I pull in front of the flower shop and slowly count to ten, inhaling a deep, refreshing breath after each number.
One … two … three…
Cars pass by as I hold on to the top of the steering wheel like it’s my lifeline. I attempt to read the expressions on the faces of the passersby. Are they having a good day, bad day, or just indifferent? We encounter people every day without giving much thought to what’s going on inside their heads. It’s a full, yet lonely, world.

After I-don’t-know-how-much time passes, I climb from the car, taking a few extra seconds to soak in the fresh air. Cool and refreshing … it’s exactly what I need. This has definitely been an emotionally taxing few days.

As soon as I open the door to the shop, I’m halted in my tracks. I haven’t seen her in months. She hasn’t called or stopped by to see me. All contact ceased after she visited me in the hospital, but now she’s just a few feet in front of me going through a catalogue of floral arrangements with Ms. Peters. She’s got the same shoulder-length brown hair with caramel highlights. I’d recognize her anywhere.
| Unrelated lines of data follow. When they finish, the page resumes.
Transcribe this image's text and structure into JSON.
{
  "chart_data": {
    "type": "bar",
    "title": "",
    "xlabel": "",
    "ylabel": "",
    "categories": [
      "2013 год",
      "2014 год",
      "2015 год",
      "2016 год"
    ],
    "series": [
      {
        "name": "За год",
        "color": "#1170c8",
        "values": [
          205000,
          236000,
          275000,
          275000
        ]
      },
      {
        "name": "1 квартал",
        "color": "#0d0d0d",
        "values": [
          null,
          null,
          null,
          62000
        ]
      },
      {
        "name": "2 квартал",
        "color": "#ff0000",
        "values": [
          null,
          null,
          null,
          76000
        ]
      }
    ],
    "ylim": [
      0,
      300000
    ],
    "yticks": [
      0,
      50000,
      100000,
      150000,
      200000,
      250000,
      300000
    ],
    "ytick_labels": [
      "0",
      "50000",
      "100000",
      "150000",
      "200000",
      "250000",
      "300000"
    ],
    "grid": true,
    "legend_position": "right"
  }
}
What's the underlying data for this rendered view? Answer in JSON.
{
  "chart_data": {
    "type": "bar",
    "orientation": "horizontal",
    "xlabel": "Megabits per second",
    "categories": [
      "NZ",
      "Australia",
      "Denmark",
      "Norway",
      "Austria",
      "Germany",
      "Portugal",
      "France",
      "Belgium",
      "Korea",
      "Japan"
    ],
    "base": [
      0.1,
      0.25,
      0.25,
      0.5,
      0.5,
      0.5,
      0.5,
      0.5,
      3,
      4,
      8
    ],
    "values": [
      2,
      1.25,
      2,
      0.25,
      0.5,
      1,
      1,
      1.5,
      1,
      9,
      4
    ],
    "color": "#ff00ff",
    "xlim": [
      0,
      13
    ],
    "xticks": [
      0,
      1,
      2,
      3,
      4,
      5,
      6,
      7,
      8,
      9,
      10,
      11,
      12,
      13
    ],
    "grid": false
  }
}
I quietly walk up behind her. I’m afraid she might just run away if she sees me, because that’s what she has been doing. I never really tried to chase after her, because she obviously didn’t want to be a part of my life. Rejection fucking sucks.

Ms. Peters says something I can’t quite hear and pats Madison’s shoulder, disappearing into the backroom. Madison’s back is to me. It has been since I walked in, but now that Ms. Peters isn’t holding her attention, her eyes scan the display of balloons around the shop before landing on me. They actually shoot a little ways past me before snapping back.